From Field to Parliament (F2P): Strengthening Social Protection Systems to leave no one behind!
The Case of Malawi’s National Social Support Programme
Can social protection be a systemic approach to achieve the SDGs overarching goal to “Leave no one behind”? This was the main topic on the latest Field to Parliament Event on April 12. GIZ Practitioner Ralf Radermacher, Head of the Sector Initiative “Social Protection”, gave profound insights about the harmonizing process of the Social Protection System in Malawi to the guests from Parliament. The MEP Charles Goerens, Group of the Alliance of Liberals and Democrats for Europe, who is also member of the Committee on Development and the Subcommittee on Human Rights, hosted the event and showed keen interest in the topic.
Dysfunctional systems reduce resilience
Social protection measures – such as cash transfers, cash for work or health care systems – help people, households and communities to reduce poverty and contribute to long-term social and economic development. However, 70 percent of the world‘s population have no access to appropriate social protection. Efforts to introduce some sort of social protection are underway in many countries. However, introducing programs that reach and benefit all is still a challenge. Furthermore, if different programs are planned and implemented in isolation, the resulting fragmentation has household falling between the cracks. In addition, a dysfunctional social protection system reduces the resilience of societies, leading to poverty in case of shocks or force people to migrate.

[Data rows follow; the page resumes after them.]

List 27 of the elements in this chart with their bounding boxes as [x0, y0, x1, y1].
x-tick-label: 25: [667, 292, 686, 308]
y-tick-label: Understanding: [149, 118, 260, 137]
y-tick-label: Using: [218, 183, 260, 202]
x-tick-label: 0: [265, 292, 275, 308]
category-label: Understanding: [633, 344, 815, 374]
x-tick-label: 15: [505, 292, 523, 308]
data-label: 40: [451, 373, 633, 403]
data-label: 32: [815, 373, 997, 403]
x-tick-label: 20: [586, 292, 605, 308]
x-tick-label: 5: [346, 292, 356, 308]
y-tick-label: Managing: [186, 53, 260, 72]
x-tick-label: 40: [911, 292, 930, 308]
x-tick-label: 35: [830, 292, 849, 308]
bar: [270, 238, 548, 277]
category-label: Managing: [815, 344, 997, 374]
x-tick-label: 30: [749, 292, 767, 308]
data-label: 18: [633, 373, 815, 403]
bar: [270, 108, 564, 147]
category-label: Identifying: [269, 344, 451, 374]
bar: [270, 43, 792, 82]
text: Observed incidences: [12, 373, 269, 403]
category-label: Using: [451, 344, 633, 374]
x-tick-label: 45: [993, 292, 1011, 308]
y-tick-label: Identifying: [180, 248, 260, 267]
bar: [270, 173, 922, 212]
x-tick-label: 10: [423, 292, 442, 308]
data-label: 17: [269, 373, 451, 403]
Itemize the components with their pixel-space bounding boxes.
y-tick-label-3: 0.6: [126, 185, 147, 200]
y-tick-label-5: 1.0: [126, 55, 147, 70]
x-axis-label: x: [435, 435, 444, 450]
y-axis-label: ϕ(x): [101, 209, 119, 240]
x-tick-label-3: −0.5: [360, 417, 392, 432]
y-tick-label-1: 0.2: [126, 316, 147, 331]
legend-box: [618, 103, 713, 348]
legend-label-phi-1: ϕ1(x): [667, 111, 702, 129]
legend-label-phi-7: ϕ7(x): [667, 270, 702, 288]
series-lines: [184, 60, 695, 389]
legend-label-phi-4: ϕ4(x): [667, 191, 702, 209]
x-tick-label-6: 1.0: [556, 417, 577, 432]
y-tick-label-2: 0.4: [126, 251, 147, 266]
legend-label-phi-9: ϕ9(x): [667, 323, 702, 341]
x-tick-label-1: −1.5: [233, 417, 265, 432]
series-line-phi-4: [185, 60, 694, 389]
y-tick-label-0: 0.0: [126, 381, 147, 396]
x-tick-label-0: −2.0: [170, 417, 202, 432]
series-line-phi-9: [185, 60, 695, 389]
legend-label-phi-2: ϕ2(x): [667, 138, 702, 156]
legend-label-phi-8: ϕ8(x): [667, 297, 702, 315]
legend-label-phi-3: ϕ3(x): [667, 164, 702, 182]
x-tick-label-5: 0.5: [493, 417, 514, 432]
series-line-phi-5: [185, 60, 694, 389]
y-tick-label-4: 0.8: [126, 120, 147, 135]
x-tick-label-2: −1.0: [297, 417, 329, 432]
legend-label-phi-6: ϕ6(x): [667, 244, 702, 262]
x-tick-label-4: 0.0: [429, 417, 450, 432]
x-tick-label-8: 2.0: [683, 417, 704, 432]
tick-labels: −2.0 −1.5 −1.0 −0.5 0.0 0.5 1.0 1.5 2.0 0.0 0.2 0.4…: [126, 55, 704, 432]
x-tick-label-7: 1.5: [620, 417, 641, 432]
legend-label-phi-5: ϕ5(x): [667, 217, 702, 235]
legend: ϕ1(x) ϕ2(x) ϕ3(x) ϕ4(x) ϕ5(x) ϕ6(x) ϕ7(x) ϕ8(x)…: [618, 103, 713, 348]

Digitization as a driver for change in Malawi
Malawi, a country with 16 million inhabitants, has a national poverty rate of about 50 percent and is ranked as third most affected country from climate change. To reduce poverty and vulnerability in Malawi effectively, German Development Cooperation supported the Malawian Government in the standardization and harmonization of social protection programs. A key approach taken by the Malawian government was to introduce a central register for potential beneficiary households. This central register allows the various social protection programs, such as cash transfer for labour-constrained households or cash for work for able-bodied households, to source their beneficiaries in a coordinated manner and to overcome fragmentation. Digitized data management provided a crucial stepping-stone for harmonization.
Social Protection: “Not charity, but investment”
During the event, Ralf Radermacher underlined the understanding for an effective social protection system: “Social protection has a protective and promotive function. It´s not charity, but investment for inclusive growth.” The outreach of the social protection programme is impressive: Currently, the Malawi National Social Support Programme provides social cash transfers towards 300,000 families, public works for approximately 450,000 households and school meals for two million students. Not just the food security and consumption grew, but also the regular school attendance. Furthermore, cash transfers to poor households support the local economy. “A recipient household uses the transfer to buy from the local shop; the shopkeeper in turn buys from her supplier – a Euro transferred to a household thus fuels the local economy”, stated Radermacher from his experiences. Social protection is therefore an economic stimulus and a starting point for sustainable development.
EU as a provider of social protection?
MEP Goerens emphasized the positive effects of social protection and the need for further efforts on EU level. Social protection is not yet a focus of EU development agenda, but many parliamentarians, in particular Mr. Goerens (ALDE), are convinced that this would be a powerful approach to achieve the SDGs.
Ralf Radermacher recommends making social protection a core pillar of the European Development Cooperation, in particularly with Africa. Support towards Universal Social Protection (USP) helps reducing poverty and provides households future prospects in their home countries. Furthermore, social protection systems can be an effective way to quickly channel payouts in case of crisis, as it is currently being explored the the EC’s Humanitairan Office (ECHO).
The event was part of GIZ´s 'From Field to Parliament' event series in Brussels. It focusses on the exchange of experienced GIZ practitioners with policy makers, especially accredited parliamentary assistants and EP staff, on current topics in international development.